Whatever adjustment is necessary (chamber/throat diameter enlarging or reducing), we must maintain the initial, optimal mouthpiece volume alignment (Not the place on the cork, but the perfect D1/D2 octave) during all testing. Realize that the initial "pulling out/pushing in" adjustment changed two aspects of the mouthpiece, the volume AND the length, for a pretty gross change in the stretching of the scale. By making gradual adjustments to the length alone or the pitch of the chamber type, using the shortest overblown tube as our reference, we can eventually match the mouthpiece to the horn perfectly.. Making the chamber fatter while maintaining volume, raises the overall played pitch of the mouthpiece, affecting the upper register more than the lower. Making the chamber narrower while maintaining optimal volume, lowers it in the same manner.

Between repeated steps of checking the D1/D2 octave for perfection and then making the appropriate chamber geometry adjustment, raising or lowering the pitch to improve the C#2/C#3 octave, the short tube will gradually come into perfect alignment (same 0 cent deviation at center of pitch wobble) . With both ends of the basic tube perfectly aligned, the ends (bell tones/palm keys) and in between (middle register) take care of themselves. The entire scale is within 5 cents of even (on my horn, verified by 3rd party), perfectly situated in the A=440 pitch center.

 

Matching Procedure

1. Find D1/D2 perfect octave position.

2. Leaving mouthpiece there, test the C#2/C#3 octave.

3. If perfect, you are done. Go play your horn. If not, make the appropriate mouthpiece modification - remove or add material - and go back to #1. Could not be more simple.
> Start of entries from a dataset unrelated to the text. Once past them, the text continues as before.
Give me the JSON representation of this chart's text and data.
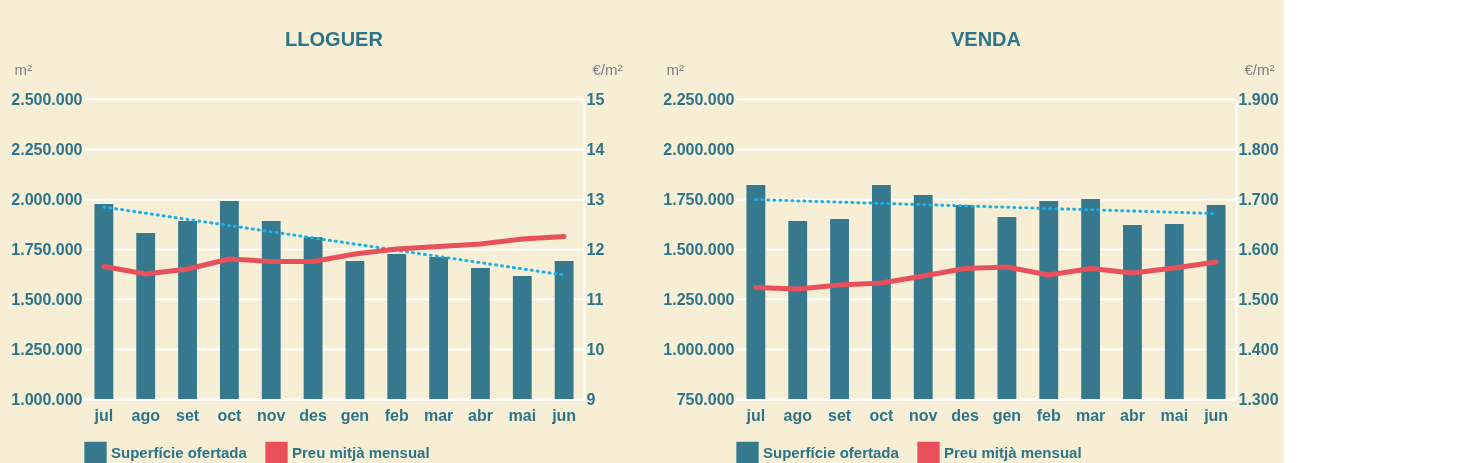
{
  "chart_data": [
    {
      "type": "bar",
      "title": "LLOGUER",
      "ylabel": "m²",
      "y2label": "€/m²",
      "categories": [
        "jul",
        "ago",
        "set",
        "oct",
        "nov",
        "des",
        "gen",
        "feb",
        "mar",
        "abr",
        "mai",
        "jun"
      ],
      "series": [
        {
          "name": "Superfície ofertada",
          "color": "#36798f",
          "values": [
            1975000,
            1830000,
            1890000,
            1990000,
            1890000,
            1810000,
            1690000,
            1725000,
            1710000,
            1655000,
            1615000,
            1690000
          ]
        },
        {
          "name": "Preu mitjà mensual",
          "type": "line",
          "axis": "y2",
          "color": "#e8505b",
          "values": [
            11.65,
            11.5,
            11.6,
            11.8,
            11.75,
            11.75,
            11.9,
            12.0,
            12.05,
            12.1,
            12.2,
            12.25
          ]
        },
        {
          "type": "line",
          "line_style": "dotted",
          "color": "#1ab0e8",
          "x": [
            "jul",
            "jun"
          ],
          "values": [
            1960000,
            1620000
          ]
        }
      ],
      "ylim": [
        1000000,
        2500000
      ],
      "yticks": [
        {
          "value": 1000000,
          "label": "1.000.000"
        },
        {
          "value": 1250000,
          "label": "1.250.000"
        },
        {
          "value": 1500000,
          "label": "1.500.000"
        },
        {
          "value": 1750000,
          "label": "1.750.000"
        },
        {
          "value": 2000000,
          "label": "2.000.000"
        },
        {
          "value": 2250000,
          "label": "2.250.000"
        },
        {
          "value": 2500000,
          "label": "2.500.000"
        }
      ],
      "y2lim": [
        9,
        15
      ],
      "y2ticks": [
        9,
        10,
        11,
        12,
        13,
        14,
        15
      ],
      "grid": "y",
      "legend": "bottom"
    },
    {
      "type": "bar",
      "title": "VENDA",
      "ylabel": "m²",
      "y2label": "€/m²",
      "categories": [
        "jul",
        "ago",
        "set",
        "oct",
        "nov",
        "des",
        "gen",
        "feb",
        "mar",
        "abr",
        "mai",
        "jun"
      ],
      "series": [
        {
          "name": "Superfície ofertada",
          "color": "#36798f",
          "values": [
            1820000,
            1640000,
            1650000,
            1820000,
            1770000,
            1720000,
            1660000,
            1740000,
            1750000,
            1620000,
            1625000,
            1720000
          ]
        },
        {
          "name": "Preu mitjà mensual",
          "type": "line",
          "axis": "y2",
          "color": "#e8505b",
          "values": [
            1523,
            1520,
            1528,
            1532,
            1546,
            1561,
            1564,
            1548,
            1561,
            1552,
            1562,
            1574
          ]
        },
        {
          "type": "line",
          "line_style": "dotted",
          "color": "#1ab0e8",
          "x": [
            "jul",
            "jun"
          ],
          "values": [
            1747000,
            1677000
          ]
        }
      ],
      "ylim": [
        750000,
        2250000
      ],
      "yticks": [
        {
          "value": 750000,
          "label": "750.000"
        },
        {
          "value": 1000000,
          "label": "1.000.000"
        },
        {
          "value": 1250000,
          "label": "1.250.000"
        },
        {
          "value": 1500000,
          "label": "1.500.000"
        },
        {
          "value": 1750000,
          "label": "1.750.000"
        },
        {
          "value": 2000000,
          "label": "2.000.000"
        },
        {
          "value": 2250000,
          "label": "2.250.000"
        }
      ],
      "y2lim": [
        1300,
        1900
      ],
      "y2ticks": [
        {
          "value": 1300,
          "label": "1.300"
        },
        {
          "value": 1400,
          "label": "1.400"
        },
        {
          "value": 1500,
          "label": "1.500"
        },
        {
          "value": 1600,
          "label": "1.600"
        },
        {
          "value": 1700,
          "label": "1.700"
        },
        {
          "value": 1800,
          "label": "1.800"
        },
        {
          "value": 1900,
          "label": "1.900"
        }
      ],
      "grid": "y",
      "legend": "bottom"
    }
  ]
}
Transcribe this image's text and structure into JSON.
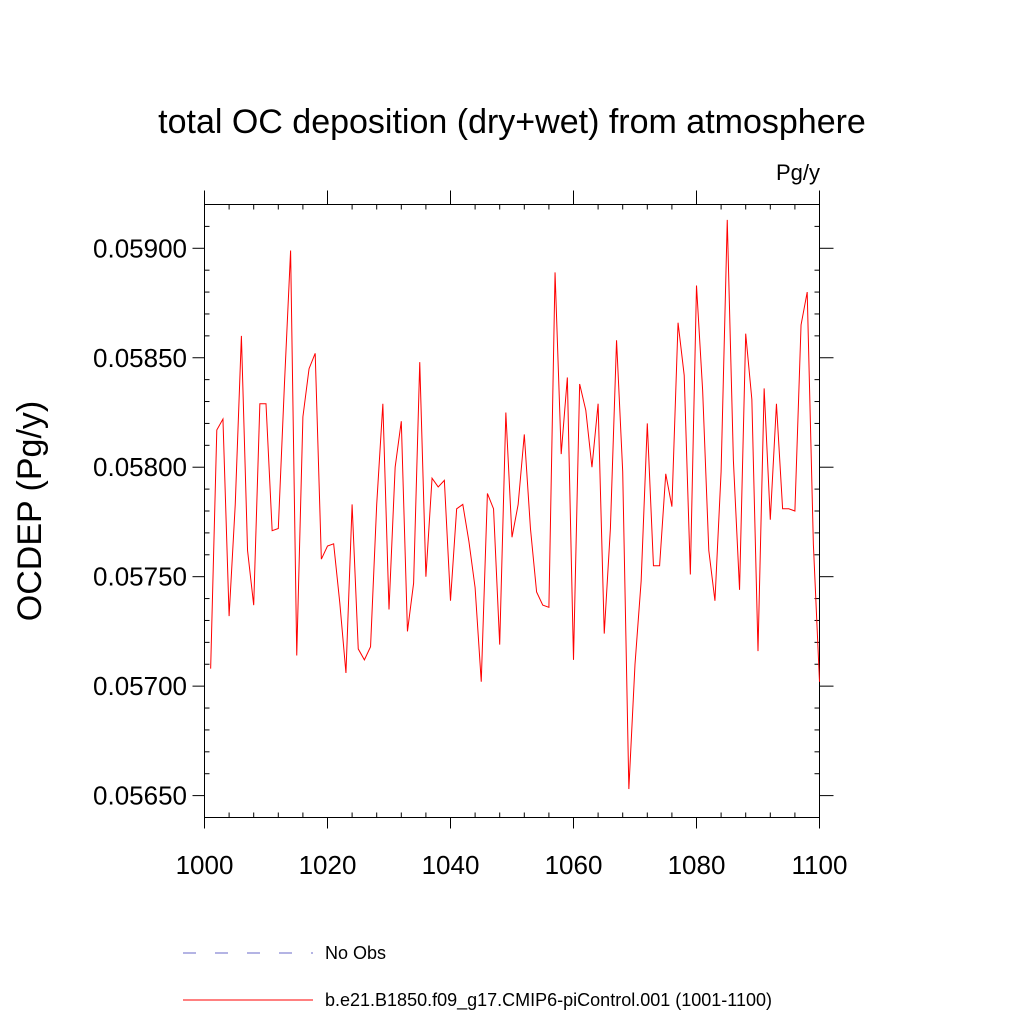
{
  "chart_data": {
    "type": "line",
    "title": "total OC deposition (dry+wet) from atmosphere",
    "units": "Pg/y",
    "ylabel": "OCDEP  (Pg/y)",
    "xlabel": "",
    "xlim": [
      1000,
      1100
    ],
    "ylim": [
      0.0564,
      0.0592
    ],
    "xticks": [
      1000,
      1020,
      1040,
      1060,
      1080,
      1100
    ],
    "xtick_labels": [
      "1000",
      "1020",
      "1040",
      "1060",
      "1080",
      "1100"
    ],
    "yticks": [
      0.0565,
      0.057,
      0.0575,
      0.058,
      0.0585,
      0.059
    ],
    "ytick_labels": [
      "0.05650",
      "0.05700",
      "0.05750",
      "0.05800",
      "0.05850",
      "0.05900"
    ],
    "grid": false,
    "legend_position": "bottom",
    "series": [
      {
        "name": "No Obs",
        "color": "#6a6ac8",
        "dashed": true,
        "x": [],
        "values": []
      },
      {
        "name": "b.e21.B1850.f09_g17.CMIP6-piControl.001 (1001-1100)",
        "color": "#ff0000",
        "dashed": false,
        "x": [
          1001,
          1002,
          1003,
          1004,
          1005,
          1006,
          1007,
          1008,
          1009,
          1010,
          1011,
          1012,
          1013,
          1014,
          1015,
          1016,
          1017,
          1018,
          1019,
          1020,
          1021,
          1022,
          1023,
          1024,
          1025,
          1026,
          1027,
          1028,
          1029,
          1030,
          1031,
          1032,
          1033,
          1034,
          1035,
          1036,
          1037,
          1038,
          1039,
          1040,
          1041,
          1042,
          1043,
          1044,
          1045,
          1046,
          1047,
          1048,
          1049,
          1050,
          1051,
          1052,
          1053,
          1054,
          1055,
          1056,
          1057,
          1058,
          1059,
          1060,
          1061,
          1062,
          1063,
          1064,
          1065,
          1066,
          1067,
          1068,
          1069,
          1070,
          1071,
          1072,
          1073,
          1074,
          1075,
          1076,
          1077,
          1078,
          1079,
          1080,
          1081,
          1082,
          1083,
          1084,
          1085,
          1086,
          1087,
          1088,
          1089,
          1090,
          1091,
          1092,
          1093,
          1094,
          1095,
          1096,
          1097,
          1098,
          1099,
          1100
        ],
        "values": [
          0.05708,
          0.05817,
          0.05822,
          0.05732,
          0.05783,
          0.0586,
          0.05762,
          0.05737,
          0.05829,
          0.05829,
          0.05771,
          0.05772,
          0.05838,
          0.05899,
          0.05714,
          0.05823,
          0.05845,
          0.05852,
          0.05758,
          0.05764,
          0.05765,
          0.05738,
          0.05706,
          0.05783,
          0.05717,
          0.05712,
          0.05718,
          0.05783,
          0.05829,
          0.05735,
          0.058,
          0.05821,
          0.05725,
          0.05747,
          0.05848,
          0.0575,
          0.05795,
          0.05791,
          0.05794,
          0.05739,
          0.05781,
          0.05783,
          0.05766,
          0.05745,
          0.05702,
          0.05788,
          0.05781,
          0.05719,
          0.05825,
          0.05768,
          0.05783,
          0.05815,
          0.05772,
          0.05743,
          0.05737,
          0.05736,
          0.05889,
          0.05806,
          0.05841,
          0.05712,
          0.05838,
          0.05826,
          0.058,
          0.05829,
          0.05724,
          0.05772,
          0.05858,
          0.05798,
          0.05653,
          0.0571,
          0.05748,
          0.0582,
          0.05755,
          0.05755,
          0.05797,
          0.05782,
          0.05866,
          0.05842,
          0.05751,
          0.05883,
          0.05835,
          0.05762,
          0.05739,
          0.05798,
          0.05913,
          0.05803,
          0.05744,
          0.05861,
          0.05831,
          0.05716,
          0.05836,
          0.05776,
          0.05829,
          0.05781,
          0.05781,
          0.0578,
          0.05865,
          0.0588,
          0.05765,
          0.05702
        ]
      }
    ]
  }
}
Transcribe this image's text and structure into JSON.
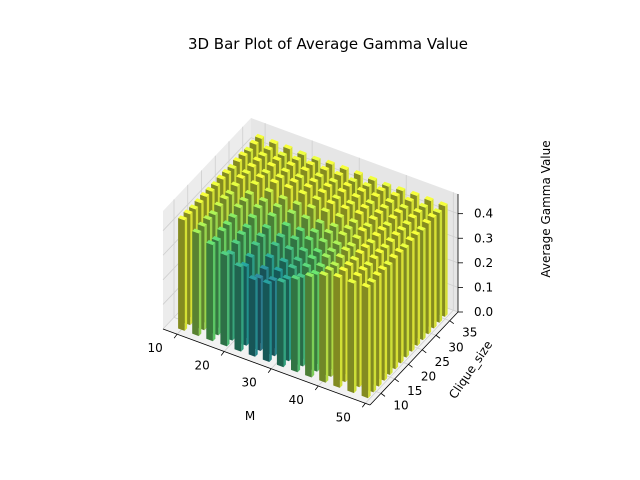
{
  "chart_data": {
    "type": "bar3d",
    "title": "3D Bar Plot of Average Gamma Value",
    "xlabel": "M",
    "ylabel": "Clique_size",
    "zlabel": "Average Gamma Value",
    "xticks": [
      "10",
      "20",
      "30",
      "40",
      "50"
    ],
    "yticks": [
      "10",
      "15",
      "20",
      "25",
      "30",
      "35"
    ],
    "zticks": [
      "0.0",
      "0.1",
      "0.2",
      "0.3",
      "0.4"
    ],
    "xlim": [
      7,
      51
    ],
    "ylim": [
      6,
      38
    ],
    "zlim": [
      0,
      0.48
    ],
    "grid": true,
    "colormap": "viridis",
    "M": [
      10,
      13,
      16,
      19,
      22,
      25,
      28,
      31,
      34,
      37,
      40,
      43,
      46,
      49
    ],
    "clique_size": [
      8,
      10,
      12,
      14,
      16,
      18,
      20,
      22,
      24,
      26,
      28,
      30,
      32,
      34,
      36
    ],
    "peak_gamma": 0.45,
    "min_gamma": 0.24
  }
}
One experiences a new playing and listening sensation - one voice - no perception of register changes. You can play relaxed. The sound gets a silvery "sheen" to it as successive tones resonate as “in tune” in the room and in our note memory. Now, after you experience this, from both the playing and listening standpoint, it becomes addictive. You immediately notice the conical air column effect qualities that you left behind, to varied degrees, in the playing of others - everywhere (or almost - some got lucky or were smart with their setup). It sticks out like wrong notes in Mozart. You can even start listening to the silvery sheen evenness more than the notes they are playing, as you realize that hearing the conical air column effects is tiring, even annoying.


Notes:

1. Mouthpiece volume = hard walled mouthpiece volume + reed compliance.  The player’s embouchure and reed choice are a parameter.

2. There is in fact only a fairly narrow range of mouthpiece designs which can be successfully optimized - extremely high baffles being the main design problem which raise mouthpiece frequency beyond that which can be balanced with volume.